Yes, 12 years ago the MDC proposed raising the minimum from 5 to 80 acres for landowner permits. That was so overwhelmingly opposed it was immediately withdrawn. But despite how arbitrary and arguably absurd the 80-acre proposal was, 5 acres is equally absurd. In America wildlife belongs to the people, not the landowner. The justification for free landowner permits is the value their habitat provides for the public wildlife resource that uses it. 5 acres was just too small for that justification. MDC sought public input ahead of time, and the decision to shift from 5 to 20 acres was made with a great deal of public input and very little opposition. In fact, the opposition led the Commission to amend their proposal to allow continued free trapping, fishing, and hunting everything that doesn’t need a tag for those with 5 acres and above. Any number is arbitrary. To say that 20 is evil and 5 is good is just silly. The MDC made their case and the public agreed.

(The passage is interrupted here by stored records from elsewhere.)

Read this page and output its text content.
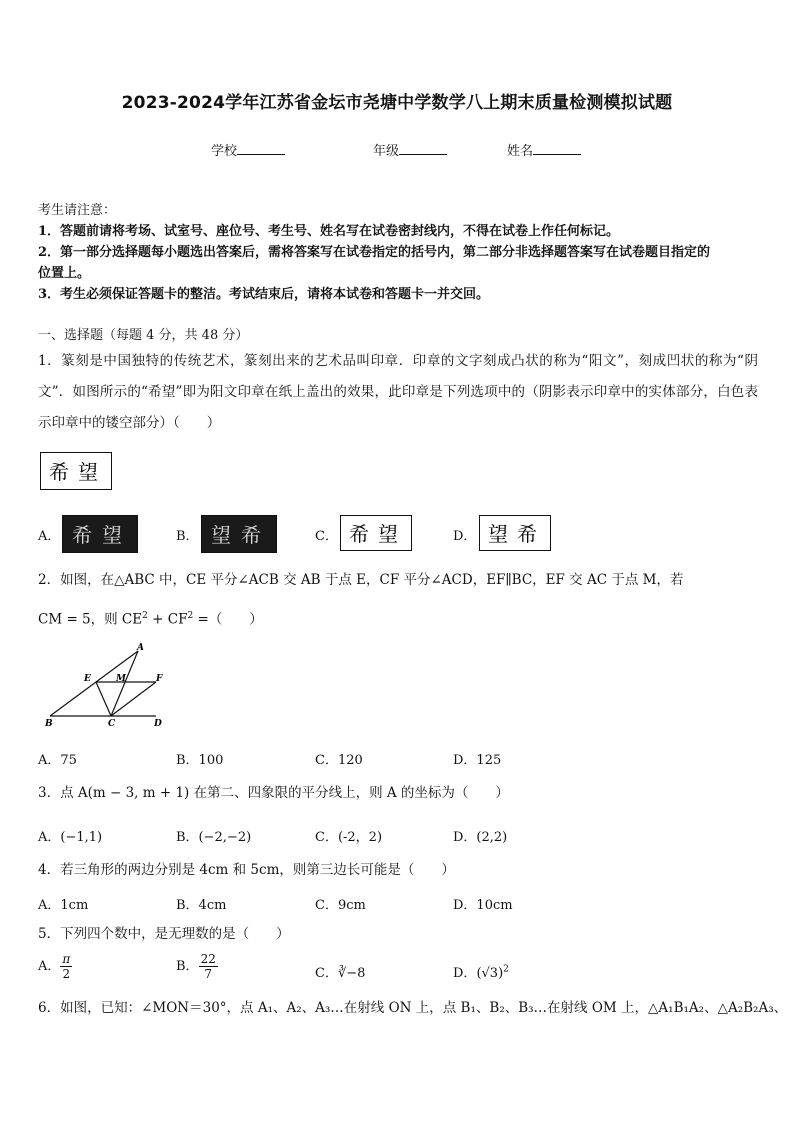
2023-2024学年江苏省金坛市尧塘中学数学八上期末质量检测模拟试题
学校	年级	姓名
考生请注意：
1．答题前请将考场、试室号、座位号、考生号、姓名写在试卷密封线内，不得在试卷上作任何标记。
2．第一部分选择题每小题选出答案后，需将答案写在试卷指定的括号内，第二部分非选择题答案写在试卷题目指定的
位置上。
3．考生必须保证答题卡的整洁。考试结束后，请将本试卷和答题卡一并交回。
一、选择题（每题 4 分，共 48 分）
1．篆刻是中国独特的传统艺术，篆刻出来的艺术品叫印章．印章的文字刻成凸状的称为“阳文”，刻成凹状的称为“阴文”．如图所示的“希望”即为阳文印章在纸上盖出的效果，此印章是下列选项中的（阴影表示印章中的实体部分，白色表示印章中的镂空部分）（　　）
希 望
A． 希 望	B． 望 希	C． 希 望	D． 望 希
2．如图，在△ABC 中，CE 平分∠ACB 交 AB 于点 E，CF 平分∠ACD，EF∥BC，EF 交 AC 于点 M，若
CM = 5，则 $CE^2 + CF^2$ =（　　）
A
E	M	F
B	C	D
A．75	B．100	C．120	D．125
3．点 A(m − 3, m + 1) 在第二、四象限的平分线上，则 A 的坐标为（　　）
A．(−1,1)	B．(−2,−2)	C．(-2，2)	D．(2,2)
4．若三角形的两边分别是 4cm 和 5cm，则第三边长可能是（　　）
A．1cm	B．4cm	C．9cm	D．10cm
5．下列四个数中，是无理数的是（　　）
A． $\frac{\pi}{2}$	B． $\frac{22}{7}$	C．∛−8	D．$(√3)^2$
6．如图，已知：∠MON＝30°，点 A₁、A₂、A₃…在射线 ON 上，点 B₁、B₂、B₃…在射线 OM 上，△A₁B₁A₂、△A₂B₂A₃、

This notion that there is some nefarious plan to continue to slowly increase it to 80 acres is pure tin-foil hat stuff. Just look at the numbers. All Resident permit sales account for about 17% of MDC revenue. Less than half of those are Deer or turkey tags. Let’s be generous and call that 8%, less than a tenth. Then let’s guess how many landowner tags were issued to people with 5-19 acres – people who now have to buy a tag. In the overall picture of MDC revenue, it is certainly witheringly small. So he’d have us believe “they” are so consumed with a tiny blip in revenue that they would launch a decade+ long conspiracy to secretly raise the acreage requirement. That the decision-makers, the Commissioners, who VOLUNTEERED their services 6 years, did so just to get a chance to roll around in all that money. Absurd. His “source” must be one of the voices in his head.
There used to be a paper-based land registry. But it was such a hassle fo both the MDC and the landowners that the MDC dropped it and went with the honor system. But there are so many people without honor that more than a third of landowner tags were acquired fraudulently. That was stealing right out of the public wallet. MDC was responsible to react. An electronic system makes it much simpler for both MDC and landowners alike. I registered mine in a few minutes.
The land registry changes nothing regarding the options a conservation agent has in the performance of their enforcement duties. Also, the registry is completely voluntary. Anyone who prefers not to register is as welcome as any other citizen to buy their tags over the counter.
The legitimacy of this publication has been utterly undermined by your publishing of this rubbish. The author is spreading unsubstantiated rumors in an attempt to whip landowners into a frenzy. The truth is that over 30% of the landowner permits that were issued by MDC were being abused. And the landowners do not own the wildlife – the People of the state do. That is one of the primary tenets of the North American model of wildlife conservation. There is no excuse for you allowing this ignorance to be printed. Please take responsibility and end your support of Mr. Dablemont’s propaganda.